Loch Duich

Loch Duich (Scottish Gaelic: "Loch Dubhthaich") is a sea loch situated on the western coast of Scotland, in the Highlands.

History

In 1719, British forces burned many homesteads along the loch’s shores in the month preceding the Battle of Glen Shiel.

Eilean Donan Castle

Eilean Donan Castle stands at the meeting point of Loch Duich, Loch Long, and Loch Alsh.

Legends

A legend connected with Loch Duich states that three brothers who went fishing at the loch one night became enraptured by three seal-maidens who had thrown off their furs, assumed the likeness of humans, and danced in the moonlight on the sands. The brothers stole their furs, intending to claim the seal-maidens as their wives. The youngest brother, however, moved by the seal-girl’s distress, returned her seal-skin. For his kindness, the girl’s father allowed the youngest brother to visit the maiden every ninth night. As for the other two brothers, the middle brother lost his wife after the seal-maiden he had captured found her stolen fur, while the eldest brother burnt his wife’s fur as a preventative measure, only to burn her accidentally in the process.

Connections with Loch Ness

The infamous "McRae film" connected with the Loch Ness Monster was supposedly shot as a close-up of not only "Nessie" in its habitat of Loch Ness, but a second film allegedly shows a similar animal in Loch Duich. Both films are, according to most sources, held in a secret trust, and few people have seen either film.
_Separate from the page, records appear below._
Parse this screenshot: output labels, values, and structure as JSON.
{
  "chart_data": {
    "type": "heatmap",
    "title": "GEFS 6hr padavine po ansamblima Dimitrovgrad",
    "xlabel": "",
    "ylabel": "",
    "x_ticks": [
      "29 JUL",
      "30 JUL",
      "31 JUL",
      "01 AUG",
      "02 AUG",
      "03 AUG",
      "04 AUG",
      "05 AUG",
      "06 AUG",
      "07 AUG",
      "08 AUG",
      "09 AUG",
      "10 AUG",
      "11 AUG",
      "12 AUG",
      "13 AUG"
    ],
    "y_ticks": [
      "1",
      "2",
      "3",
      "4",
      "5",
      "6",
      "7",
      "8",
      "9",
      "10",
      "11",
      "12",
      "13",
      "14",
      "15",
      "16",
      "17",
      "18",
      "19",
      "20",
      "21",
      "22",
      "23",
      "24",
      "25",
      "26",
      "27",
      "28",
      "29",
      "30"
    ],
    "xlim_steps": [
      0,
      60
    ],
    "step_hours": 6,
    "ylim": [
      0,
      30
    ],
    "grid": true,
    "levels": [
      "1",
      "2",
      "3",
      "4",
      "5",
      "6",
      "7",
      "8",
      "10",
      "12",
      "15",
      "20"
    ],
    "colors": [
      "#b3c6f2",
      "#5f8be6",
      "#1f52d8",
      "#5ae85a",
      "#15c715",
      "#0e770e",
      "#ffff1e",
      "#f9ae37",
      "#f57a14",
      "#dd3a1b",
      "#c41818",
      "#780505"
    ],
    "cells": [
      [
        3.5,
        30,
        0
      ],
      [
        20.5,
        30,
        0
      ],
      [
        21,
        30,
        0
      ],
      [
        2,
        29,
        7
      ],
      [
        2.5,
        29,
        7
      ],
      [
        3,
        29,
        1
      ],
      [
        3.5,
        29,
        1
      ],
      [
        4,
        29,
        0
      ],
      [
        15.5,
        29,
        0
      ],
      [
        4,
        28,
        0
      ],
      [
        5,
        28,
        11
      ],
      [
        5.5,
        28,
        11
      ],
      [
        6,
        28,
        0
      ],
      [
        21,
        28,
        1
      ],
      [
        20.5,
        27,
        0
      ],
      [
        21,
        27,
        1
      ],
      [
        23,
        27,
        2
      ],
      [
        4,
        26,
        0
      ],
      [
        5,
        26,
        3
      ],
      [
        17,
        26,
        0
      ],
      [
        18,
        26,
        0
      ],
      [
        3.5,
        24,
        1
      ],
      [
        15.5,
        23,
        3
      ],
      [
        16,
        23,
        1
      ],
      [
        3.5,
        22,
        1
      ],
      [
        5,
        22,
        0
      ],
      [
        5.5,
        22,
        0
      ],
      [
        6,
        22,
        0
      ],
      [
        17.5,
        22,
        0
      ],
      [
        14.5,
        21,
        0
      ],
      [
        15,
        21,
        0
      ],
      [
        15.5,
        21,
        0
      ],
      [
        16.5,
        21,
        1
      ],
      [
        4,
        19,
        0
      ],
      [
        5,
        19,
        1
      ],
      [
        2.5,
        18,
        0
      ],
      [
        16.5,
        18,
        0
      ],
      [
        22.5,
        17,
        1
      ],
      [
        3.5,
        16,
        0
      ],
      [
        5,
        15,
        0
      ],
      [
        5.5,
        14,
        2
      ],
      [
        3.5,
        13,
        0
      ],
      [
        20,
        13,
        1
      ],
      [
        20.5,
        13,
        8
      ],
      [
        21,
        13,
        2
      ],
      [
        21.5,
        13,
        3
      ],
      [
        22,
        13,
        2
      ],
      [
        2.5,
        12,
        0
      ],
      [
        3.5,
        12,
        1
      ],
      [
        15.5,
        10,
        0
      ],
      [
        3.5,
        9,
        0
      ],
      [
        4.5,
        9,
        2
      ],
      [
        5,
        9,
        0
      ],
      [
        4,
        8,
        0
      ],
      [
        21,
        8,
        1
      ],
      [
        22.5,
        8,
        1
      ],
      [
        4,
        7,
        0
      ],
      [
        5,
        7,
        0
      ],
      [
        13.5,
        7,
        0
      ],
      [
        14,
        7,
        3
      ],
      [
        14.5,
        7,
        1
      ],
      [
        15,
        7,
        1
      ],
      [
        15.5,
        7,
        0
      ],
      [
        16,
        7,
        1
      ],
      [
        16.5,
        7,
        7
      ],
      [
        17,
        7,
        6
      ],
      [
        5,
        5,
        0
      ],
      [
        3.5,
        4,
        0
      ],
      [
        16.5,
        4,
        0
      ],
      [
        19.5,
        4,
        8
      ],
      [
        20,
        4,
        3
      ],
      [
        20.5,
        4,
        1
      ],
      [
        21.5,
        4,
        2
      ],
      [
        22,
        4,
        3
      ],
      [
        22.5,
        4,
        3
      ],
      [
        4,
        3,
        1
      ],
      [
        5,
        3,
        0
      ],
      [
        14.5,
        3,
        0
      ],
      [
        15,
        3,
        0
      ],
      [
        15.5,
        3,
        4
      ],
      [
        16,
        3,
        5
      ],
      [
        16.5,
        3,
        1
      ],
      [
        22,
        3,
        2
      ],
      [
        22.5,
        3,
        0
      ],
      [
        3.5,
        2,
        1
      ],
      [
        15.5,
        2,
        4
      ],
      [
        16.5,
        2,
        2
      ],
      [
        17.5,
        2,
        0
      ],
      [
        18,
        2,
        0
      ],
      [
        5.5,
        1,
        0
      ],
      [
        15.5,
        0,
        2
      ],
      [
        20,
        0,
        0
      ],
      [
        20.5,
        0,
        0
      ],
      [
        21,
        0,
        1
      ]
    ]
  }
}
It is still a mystery as to whether the films exist at all, but are accepted by several Loch Ness researchers.

Nature and conservation

Loch Duich, along with the neighbouring sea lochs of Loch Long and Loch Alsh, was together designated as a Nature Conservation Marine Protected Area (NCMPA) in 2014. The designation is in place to protect the lochs' burrowed mud and their flame shell beds.[1]

References

  1. "Lochs Duich, Long and Alsh MPA(NC)". Scottish Government. Retrieved 31 August 2019.
  • Folklore, Myths and Legends of Britain (London: The Reader’s Digest Association, 1973), 444.